DC power is used to power both the audio and the signalling circuit extending between a subscriber's telephone and the Central Office call-handling equipment in the telephone system. In such systems, a modulated DC current carries the voice messages that pass over the telephone lines. The use of DC current is a carry over from the first telephone systems which utilized batteries to supply the necessary current to energize the telephone lines. In the telephone systems in use today, AC power is converted to DC power to energize the telephone lines, and DC batteries are used only in a backup capacity for the AC power source. However, the technique of energizing the telephone lines with DC power is still referred to as "battery feed."
The interface between a telephone subscriber and the Central Office in most telephone systems is a magnetic hybrid transformer. As the telephone system call handling equipment uses separate wires for the receive and transmit signals, and as a combined received and transmit signal is sent to the telephone subscriber on a two wire "loop," the magnetic hybrid transformer provides the 2:4 wire conversion between the telephone and the Central Office call handling equipment. Additionally, the magnetic hybrid transformer supplies the telephone lines with the DC power. Of these two functions, the 2:4 wire conversion is the one around which the magnetic hybrid transformer was designed. The battery feed function was adapted to work with the magnetic hybrid transformer.

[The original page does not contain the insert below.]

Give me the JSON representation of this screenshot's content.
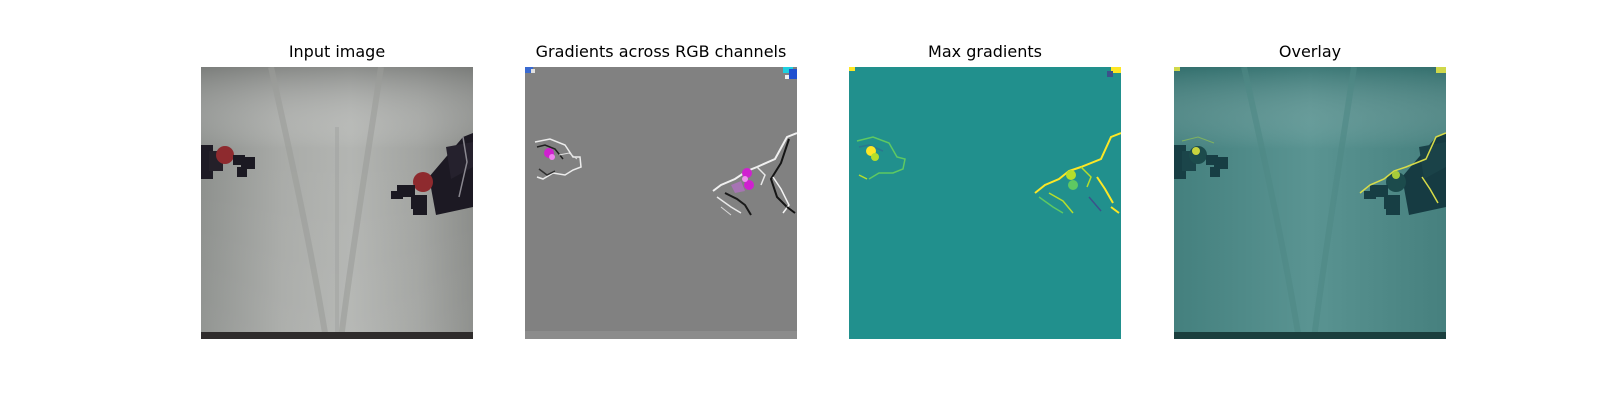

The magnetic hybrid transformer is an entirely passive device utilizing coils of wire wound about a magnetic core. With the increasing integration of many of the elements in a telephone system into small electronic circuits, the magnetic hybrid transformer is an attractive candidate for which an integrated circuit replacement would be desirable. Several configurations utilizing integrating circuits persently exist to implement the 2:4 wire conversion property of the magnetic hybrid transformer. However, previous attempts to integrate into these chips the battery feed function have met with less than total success.
The problems encountered by previous attempts to integrate both the battery feed and 2:4 wire conversion in an integrated circuit arise from the fact that the battery feed function is a purely DC characteristic, and the 2:4 wire conversion process is entirely an AC function. Great difficulty has arisen in implementing these dual functions in a single integrated circuit. Additionally, the telephone system has a standard AC impedance. This impedance also must be implemented along with the battery feed, and 2:4 wire conversion features. The combining of these three features has presented insurmountable problems in the previous attempts to integrate them into a single circuit.
Another difficulty in integrating the magnetic hybrid transformer arises from the fact that the telephone system utilizes special amplification circuitry to service those telephone subscribers located far from the Central Office. These special amplification circuits are called loop extenders. The loop extender is basically a current amplifier which utilizes the amount of DC current on the line to control the degree of AC amplification of the combined transmit and receive signals. Even those previous attempts to integrate all of the functions of the magnetic hybrid transformer into a single chip which have been partially successful have not managed to operate in a compatible fashion with the loop extender circuitry.
Accordingly, it is the principal object of this invention to simulate the DC characteristics of the magnetic hybrid transformer.
It is a further object of this invention to simulate the direct current characteristics of the magnetic hybrid transformer in a manner which will allow a single integrated electronic circuit to provide both the battery feed and 2:4 wire conversion functions of the magntic hybrid transformer.
It is a final object of this invention to achieve compatibility of an active circuit replacement for the magnetic hybrid transformer with the loop extender circuitry used in the telephone system.